Об объятиях, Эмме и сухих бисквитах
26 декабря 2020 г. в 15:53
— Вы скучаете по матери? — посреди обеда Мисти задает вопрос, который больше не выбивает почвы из-под ног. Корделия прикладывает салфетку к губам. Еле заметный след от помады остается на ней.
— Мисти, то, что ты можешь называть меня Корделией, значит, что можно обращаться ко мне на ты, — упорное сердце Корделии решает в ту же секунду, что раз Мисти так противится вставать с ней на одну нишу, то все потеряно. Она кладет вилку на стол. — Нет, не скучаю. Я вспоминаю ее иногда, но знаешь… только в те моменты, когда принимаю важное для ковена решение. Думаю, что выбрала бы она, и выбираю противоположное.

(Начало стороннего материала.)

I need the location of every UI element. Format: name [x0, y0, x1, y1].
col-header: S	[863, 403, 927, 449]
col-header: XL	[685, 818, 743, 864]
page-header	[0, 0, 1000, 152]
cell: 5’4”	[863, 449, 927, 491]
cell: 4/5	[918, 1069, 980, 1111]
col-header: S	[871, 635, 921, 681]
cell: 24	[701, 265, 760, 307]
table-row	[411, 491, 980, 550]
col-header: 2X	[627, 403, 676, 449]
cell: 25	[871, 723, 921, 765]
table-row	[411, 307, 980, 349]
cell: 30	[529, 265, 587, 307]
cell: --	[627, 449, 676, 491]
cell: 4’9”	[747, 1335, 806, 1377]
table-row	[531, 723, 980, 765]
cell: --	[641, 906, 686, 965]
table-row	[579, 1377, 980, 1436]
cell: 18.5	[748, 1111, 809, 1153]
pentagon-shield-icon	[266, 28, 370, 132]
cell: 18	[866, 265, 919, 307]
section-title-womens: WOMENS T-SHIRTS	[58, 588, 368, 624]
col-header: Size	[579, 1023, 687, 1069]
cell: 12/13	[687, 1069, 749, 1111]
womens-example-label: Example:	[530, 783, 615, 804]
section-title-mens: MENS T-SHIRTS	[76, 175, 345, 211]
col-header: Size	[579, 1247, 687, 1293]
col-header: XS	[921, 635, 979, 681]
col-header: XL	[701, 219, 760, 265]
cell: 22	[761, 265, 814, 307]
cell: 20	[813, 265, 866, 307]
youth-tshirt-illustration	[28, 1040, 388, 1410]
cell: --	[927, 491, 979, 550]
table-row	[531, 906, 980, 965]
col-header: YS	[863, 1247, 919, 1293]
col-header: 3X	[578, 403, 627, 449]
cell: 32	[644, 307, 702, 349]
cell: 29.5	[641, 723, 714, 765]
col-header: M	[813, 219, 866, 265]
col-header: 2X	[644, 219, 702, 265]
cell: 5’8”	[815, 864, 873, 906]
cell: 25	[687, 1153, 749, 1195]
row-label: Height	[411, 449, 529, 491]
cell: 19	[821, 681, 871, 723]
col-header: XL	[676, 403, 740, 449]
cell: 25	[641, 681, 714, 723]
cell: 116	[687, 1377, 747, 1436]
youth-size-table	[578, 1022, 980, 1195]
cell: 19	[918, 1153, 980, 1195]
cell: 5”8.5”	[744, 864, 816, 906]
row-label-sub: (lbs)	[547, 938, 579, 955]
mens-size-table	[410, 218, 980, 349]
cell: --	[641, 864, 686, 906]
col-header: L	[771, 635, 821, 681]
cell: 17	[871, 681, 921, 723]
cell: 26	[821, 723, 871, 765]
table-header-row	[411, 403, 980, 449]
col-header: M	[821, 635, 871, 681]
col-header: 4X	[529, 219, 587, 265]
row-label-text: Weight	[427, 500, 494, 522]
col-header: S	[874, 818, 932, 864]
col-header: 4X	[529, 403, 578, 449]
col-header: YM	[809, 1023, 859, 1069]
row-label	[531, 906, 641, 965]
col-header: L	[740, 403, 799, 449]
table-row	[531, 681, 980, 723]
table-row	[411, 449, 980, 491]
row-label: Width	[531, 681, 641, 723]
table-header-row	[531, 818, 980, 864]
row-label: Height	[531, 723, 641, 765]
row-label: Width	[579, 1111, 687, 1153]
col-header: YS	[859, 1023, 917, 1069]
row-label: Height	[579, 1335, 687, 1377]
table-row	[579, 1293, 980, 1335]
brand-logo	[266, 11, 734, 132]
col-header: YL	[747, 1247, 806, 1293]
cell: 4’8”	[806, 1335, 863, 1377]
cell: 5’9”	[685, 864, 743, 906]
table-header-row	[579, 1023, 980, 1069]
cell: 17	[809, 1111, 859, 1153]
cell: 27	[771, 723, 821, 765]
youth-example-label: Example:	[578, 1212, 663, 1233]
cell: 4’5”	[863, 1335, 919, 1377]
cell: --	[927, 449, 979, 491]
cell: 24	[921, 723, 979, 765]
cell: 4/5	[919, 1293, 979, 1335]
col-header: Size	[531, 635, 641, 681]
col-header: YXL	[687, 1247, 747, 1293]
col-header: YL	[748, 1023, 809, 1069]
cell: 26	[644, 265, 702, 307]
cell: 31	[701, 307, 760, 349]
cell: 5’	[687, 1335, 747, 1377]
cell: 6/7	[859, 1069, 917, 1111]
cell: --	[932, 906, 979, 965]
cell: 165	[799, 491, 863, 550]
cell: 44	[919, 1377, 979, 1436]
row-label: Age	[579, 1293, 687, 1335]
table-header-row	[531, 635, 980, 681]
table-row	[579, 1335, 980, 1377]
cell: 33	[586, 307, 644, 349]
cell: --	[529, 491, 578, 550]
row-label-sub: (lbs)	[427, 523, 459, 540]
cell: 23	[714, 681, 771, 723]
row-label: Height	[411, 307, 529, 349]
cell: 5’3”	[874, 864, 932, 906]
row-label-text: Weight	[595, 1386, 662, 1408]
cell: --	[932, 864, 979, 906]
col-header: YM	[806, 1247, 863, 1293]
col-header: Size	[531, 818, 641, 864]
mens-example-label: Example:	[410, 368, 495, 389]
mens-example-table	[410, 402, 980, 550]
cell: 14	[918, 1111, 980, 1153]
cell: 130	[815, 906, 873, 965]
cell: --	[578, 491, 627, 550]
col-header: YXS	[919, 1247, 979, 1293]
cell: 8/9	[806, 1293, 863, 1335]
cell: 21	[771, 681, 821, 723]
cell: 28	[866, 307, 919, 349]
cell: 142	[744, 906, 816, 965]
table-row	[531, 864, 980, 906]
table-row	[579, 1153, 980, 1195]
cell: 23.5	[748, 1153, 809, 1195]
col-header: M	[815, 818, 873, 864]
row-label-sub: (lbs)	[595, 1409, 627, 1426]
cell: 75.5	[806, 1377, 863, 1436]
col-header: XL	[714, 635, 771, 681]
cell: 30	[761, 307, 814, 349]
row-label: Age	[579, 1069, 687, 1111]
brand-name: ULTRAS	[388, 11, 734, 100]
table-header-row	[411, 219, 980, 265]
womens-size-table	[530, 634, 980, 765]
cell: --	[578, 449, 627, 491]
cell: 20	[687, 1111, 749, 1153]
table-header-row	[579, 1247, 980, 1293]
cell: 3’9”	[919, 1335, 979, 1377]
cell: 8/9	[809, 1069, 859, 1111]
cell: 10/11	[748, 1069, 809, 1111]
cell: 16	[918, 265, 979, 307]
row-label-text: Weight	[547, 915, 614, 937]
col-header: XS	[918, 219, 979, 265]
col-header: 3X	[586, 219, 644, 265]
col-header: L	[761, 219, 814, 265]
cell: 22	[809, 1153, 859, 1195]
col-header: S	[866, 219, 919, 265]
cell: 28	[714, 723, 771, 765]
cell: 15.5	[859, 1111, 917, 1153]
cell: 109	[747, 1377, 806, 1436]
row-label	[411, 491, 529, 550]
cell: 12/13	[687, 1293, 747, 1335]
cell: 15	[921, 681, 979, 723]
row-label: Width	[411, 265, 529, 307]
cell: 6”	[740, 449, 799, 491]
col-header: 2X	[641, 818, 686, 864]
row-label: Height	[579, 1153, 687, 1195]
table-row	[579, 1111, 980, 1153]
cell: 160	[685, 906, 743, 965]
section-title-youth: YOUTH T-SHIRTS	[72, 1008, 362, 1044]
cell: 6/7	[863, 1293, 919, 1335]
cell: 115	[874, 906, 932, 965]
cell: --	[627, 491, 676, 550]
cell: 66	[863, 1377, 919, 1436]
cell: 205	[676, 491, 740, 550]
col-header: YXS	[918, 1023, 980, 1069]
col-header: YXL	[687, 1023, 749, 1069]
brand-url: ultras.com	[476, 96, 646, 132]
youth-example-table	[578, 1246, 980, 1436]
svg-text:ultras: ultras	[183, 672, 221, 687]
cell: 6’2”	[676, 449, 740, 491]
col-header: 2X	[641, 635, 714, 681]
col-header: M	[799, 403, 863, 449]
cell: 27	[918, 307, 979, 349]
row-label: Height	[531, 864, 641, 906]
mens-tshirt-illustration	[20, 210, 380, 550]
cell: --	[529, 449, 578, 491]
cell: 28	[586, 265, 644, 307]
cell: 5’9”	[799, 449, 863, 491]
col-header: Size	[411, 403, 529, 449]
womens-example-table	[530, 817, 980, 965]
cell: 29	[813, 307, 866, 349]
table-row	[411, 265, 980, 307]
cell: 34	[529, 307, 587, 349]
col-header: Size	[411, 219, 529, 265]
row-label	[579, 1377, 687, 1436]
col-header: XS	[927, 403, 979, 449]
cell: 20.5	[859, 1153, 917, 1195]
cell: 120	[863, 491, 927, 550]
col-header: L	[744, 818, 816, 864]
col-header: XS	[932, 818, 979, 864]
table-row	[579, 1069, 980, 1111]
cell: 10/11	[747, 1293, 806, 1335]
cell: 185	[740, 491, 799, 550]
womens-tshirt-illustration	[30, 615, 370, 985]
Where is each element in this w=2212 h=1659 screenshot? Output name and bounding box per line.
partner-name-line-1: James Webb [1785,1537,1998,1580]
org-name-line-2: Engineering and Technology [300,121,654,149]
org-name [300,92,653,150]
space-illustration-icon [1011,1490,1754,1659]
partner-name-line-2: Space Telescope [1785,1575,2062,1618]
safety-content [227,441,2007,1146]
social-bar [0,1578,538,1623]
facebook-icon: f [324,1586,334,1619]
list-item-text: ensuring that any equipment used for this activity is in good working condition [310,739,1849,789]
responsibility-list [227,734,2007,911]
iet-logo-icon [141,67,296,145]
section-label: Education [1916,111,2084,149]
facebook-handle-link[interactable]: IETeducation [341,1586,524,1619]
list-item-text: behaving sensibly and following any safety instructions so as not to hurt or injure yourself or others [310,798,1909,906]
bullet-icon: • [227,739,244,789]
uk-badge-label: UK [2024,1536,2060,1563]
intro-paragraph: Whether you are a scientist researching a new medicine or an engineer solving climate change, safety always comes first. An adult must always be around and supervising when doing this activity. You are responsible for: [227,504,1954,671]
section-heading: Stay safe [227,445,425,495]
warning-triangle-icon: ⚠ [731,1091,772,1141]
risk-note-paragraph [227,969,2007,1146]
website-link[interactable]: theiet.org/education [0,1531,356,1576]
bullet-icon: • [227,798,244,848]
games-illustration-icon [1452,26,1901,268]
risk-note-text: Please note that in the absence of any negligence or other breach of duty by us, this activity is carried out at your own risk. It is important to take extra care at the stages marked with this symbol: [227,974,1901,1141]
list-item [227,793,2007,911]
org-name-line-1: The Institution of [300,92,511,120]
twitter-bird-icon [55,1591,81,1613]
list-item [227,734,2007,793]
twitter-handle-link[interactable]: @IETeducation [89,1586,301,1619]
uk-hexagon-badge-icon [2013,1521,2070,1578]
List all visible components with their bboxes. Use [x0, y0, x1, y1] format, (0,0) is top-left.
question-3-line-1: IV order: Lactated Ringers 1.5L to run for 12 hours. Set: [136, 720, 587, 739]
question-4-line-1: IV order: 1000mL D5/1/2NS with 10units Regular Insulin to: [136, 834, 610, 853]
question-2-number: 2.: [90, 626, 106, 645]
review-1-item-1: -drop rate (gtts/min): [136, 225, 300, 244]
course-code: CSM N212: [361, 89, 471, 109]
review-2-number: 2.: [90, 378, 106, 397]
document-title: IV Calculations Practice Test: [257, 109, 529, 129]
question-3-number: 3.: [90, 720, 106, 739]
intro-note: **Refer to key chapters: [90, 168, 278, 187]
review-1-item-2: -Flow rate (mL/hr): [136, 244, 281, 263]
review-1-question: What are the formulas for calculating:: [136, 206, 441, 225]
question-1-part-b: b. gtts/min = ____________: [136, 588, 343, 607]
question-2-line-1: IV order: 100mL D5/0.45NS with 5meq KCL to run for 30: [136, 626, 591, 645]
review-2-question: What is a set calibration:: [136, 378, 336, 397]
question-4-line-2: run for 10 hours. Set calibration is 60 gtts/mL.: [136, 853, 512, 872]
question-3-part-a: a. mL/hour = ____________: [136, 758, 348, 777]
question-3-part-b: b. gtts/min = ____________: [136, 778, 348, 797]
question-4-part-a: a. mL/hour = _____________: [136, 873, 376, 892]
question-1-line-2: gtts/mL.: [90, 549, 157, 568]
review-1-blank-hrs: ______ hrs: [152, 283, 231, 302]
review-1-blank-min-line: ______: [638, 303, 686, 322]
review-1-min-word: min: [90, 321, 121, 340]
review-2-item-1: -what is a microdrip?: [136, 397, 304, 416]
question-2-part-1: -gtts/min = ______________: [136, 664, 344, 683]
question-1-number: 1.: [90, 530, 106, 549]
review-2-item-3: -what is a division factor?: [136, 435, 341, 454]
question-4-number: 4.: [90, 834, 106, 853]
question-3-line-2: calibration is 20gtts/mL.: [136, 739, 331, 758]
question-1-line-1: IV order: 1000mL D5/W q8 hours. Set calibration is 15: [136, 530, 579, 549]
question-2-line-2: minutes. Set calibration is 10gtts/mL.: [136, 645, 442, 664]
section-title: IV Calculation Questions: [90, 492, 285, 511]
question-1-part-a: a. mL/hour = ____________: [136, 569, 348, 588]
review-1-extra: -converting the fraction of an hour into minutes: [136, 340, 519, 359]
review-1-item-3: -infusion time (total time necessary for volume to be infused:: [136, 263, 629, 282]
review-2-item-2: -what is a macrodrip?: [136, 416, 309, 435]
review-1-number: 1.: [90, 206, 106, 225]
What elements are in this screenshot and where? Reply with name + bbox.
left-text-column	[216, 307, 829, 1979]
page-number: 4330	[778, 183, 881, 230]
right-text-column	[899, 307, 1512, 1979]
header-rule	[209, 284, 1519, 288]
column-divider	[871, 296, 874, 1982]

— Ты отличный лидер, — Мисти приятно, необычно и до какой-то странной, детской радости в животе приятно обращаться к Корделии так. Словно все может быть и однажды пальцы в кольцах смогут коснуться ее руки. — Помню, как Миртл притащила меня в академию и объявила, что я будущая Верховная. Я так испугалась. Всей этой ответственности, быть привязанной к одному месту… все это было не про меня.
— А сейчас?
— Не думаю, что у ковена может быть Верховная лучше, чем ты. Но мне нравится быть его частью. Я по-прежнему чувствую себя свободной даже в стенах Академии.
— Это очень важно, — Корделия улыбается, когда замечает, с каким интересом Мисти разглядывает обычное трассовое кафе. Неповоротливая тучная кассирша драит витрину с сухими бисквитами, гудит кофеварка, и над входной дверью подвешен колокольчик. Мисти все в новинку, и потому в ней так легко заметить неподдельный детский восторг. Корделия мнется, прежде чем спросить: — А ты скучаешь по семье?
— Очень, — она отвечает спокойно, будто отвечала на это уже миллион раз, но в голосе слышится хорошо различимая грусть. — Мне иногда не хватает нашего ранчо и… не знаю, как это объяснить. Объятий, когда обнимает кто-то близкий. Мне, например, — Мисти опускает взгляд себе на руки, — очень нравится, когда ты меня обнимаешь.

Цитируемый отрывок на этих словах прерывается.